Beneteau California 5.20

Development
- Designer: André Bénéteau
- Location: France
- Year: 1983
- Builder: Beneteau
- Role: Fishing boat, day sailer, cruiser

Boat
- Draft: 2.13 ft (0.65 m)

Hull
- Type: monohull
- Construction: glassfibre
- LOA: 18.04 ft (5.50 m)
- LWL: 14.44 ft (4.40 m)
- Beam: 7.55 ft (2.30 m)
- Engine: 15 hp (11 kW) diesel engine/9.9 hp (7 kW) outboard motor

Hull appendages
- Keel: Long keel
- Rudder: Transom-mounted rudder

Rig
- Rig type: Bermuda rig

Sails
- Sailplan: Fractional rigged sloop Masthead sloop
- Total sail area: 150.69 sq ft (14.000 m^{2})
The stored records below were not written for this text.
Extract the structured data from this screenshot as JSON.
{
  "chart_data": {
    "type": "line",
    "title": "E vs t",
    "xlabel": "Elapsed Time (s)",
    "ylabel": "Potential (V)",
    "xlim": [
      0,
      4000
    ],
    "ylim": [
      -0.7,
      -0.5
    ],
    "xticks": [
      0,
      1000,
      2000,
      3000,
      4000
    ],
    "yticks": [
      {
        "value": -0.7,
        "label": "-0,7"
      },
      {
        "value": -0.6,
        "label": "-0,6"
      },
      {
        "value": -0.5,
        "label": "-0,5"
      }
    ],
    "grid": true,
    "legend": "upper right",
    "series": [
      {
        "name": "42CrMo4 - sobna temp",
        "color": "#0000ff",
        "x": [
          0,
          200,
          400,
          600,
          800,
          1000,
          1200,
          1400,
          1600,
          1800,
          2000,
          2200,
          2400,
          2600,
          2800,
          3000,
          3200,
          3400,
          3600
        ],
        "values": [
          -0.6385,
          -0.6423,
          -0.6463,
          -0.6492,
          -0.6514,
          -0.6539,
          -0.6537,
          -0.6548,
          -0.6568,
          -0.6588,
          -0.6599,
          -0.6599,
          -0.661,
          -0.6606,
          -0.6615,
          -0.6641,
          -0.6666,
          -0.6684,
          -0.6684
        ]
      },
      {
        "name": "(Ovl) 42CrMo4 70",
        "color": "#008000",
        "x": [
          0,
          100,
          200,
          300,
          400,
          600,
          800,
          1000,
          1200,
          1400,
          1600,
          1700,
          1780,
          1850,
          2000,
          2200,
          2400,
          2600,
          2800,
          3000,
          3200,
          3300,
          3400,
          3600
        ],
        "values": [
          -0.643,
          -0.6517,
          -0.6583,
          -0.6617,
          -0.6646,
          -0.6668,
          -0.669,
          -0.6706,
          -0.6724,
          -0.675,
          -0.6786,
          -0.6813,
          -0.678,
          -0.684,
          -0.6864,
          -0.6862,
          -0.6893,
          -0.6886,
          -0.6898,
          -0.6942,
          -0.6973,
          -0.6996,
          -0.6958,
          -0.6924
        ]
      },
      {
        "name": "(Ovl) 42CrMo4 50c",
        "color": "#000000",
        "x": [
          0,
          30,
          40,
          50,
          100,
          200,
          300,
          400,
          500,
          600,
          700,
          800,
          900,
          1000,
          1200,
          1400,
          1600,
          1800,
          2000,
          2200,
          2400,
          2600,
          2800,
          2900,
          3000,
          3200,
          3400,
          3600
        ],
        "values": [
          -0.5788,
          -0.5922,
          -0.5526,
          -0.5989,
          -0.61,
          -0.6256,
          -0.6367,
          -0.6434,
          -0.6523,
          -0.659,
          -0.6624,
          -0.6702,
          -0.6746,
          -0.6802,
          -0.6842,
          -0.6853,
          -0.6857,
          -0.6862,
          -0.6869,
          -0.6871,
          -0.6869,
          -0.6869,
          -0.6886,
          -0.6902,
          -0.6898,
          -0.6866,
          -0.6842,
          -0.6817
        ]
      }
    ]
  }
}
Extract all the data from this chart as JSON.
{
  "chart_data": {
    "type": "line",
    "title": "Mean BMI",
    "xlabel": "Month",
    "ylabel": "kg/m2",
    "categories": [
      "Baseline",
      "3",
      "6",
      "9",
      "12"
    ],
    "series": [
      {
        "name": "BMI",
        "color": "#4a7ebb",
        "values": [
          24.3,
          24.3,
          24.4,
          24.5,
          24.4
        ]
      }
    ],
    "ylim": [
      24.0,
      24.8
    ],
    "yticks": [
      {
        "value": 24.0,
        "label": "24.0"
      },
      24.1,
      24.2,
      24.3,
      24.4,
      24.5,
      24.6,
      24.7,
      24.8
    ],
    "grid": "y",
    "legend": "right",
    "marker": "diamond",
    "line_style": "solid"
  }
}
= Beneteau California 5.20 =

Sailboat class

The Beneteau California 5.20 is a French trailerable sailboat that was designed by André Bénéteau as a fishing boat, day sailer and a pocket cruiser and first built in 1982.

==Production==
The design was built by Beneteau in France, from 1982 to 1988, but it is now out of production.

==Design==
The California 5.20 is a recreational keelboat, built predominantly of glassfibre, with wood trim. It has a fractional sloop masthead sloop rig, with a deck-stepped mast and aluminium spars with stainless steel wire standing rigging. The hull has a raked stem, a vertical transom, a transom-hung rudder controlled by a tiller and a fixed long keel or optional shoal draft keel. The company marketed it saying, "new yachting enthusiasts will discover a simple and economical boat that is suitable for all sailing programmes."

The boat has a draft of 2.13 ft with the standard keel and 1.31 ft with the optional shoal draft keel.

The boat is normally fitted with a small outboard motor with a maximum power output of 9.9 hp for docking and maneuvering. A 15 hp inboard diesel engine was a factory option.

The design has sleeping accommodation for two people, with a double "V"-berth in the cabin. It has a hull speed of 5.09 kn.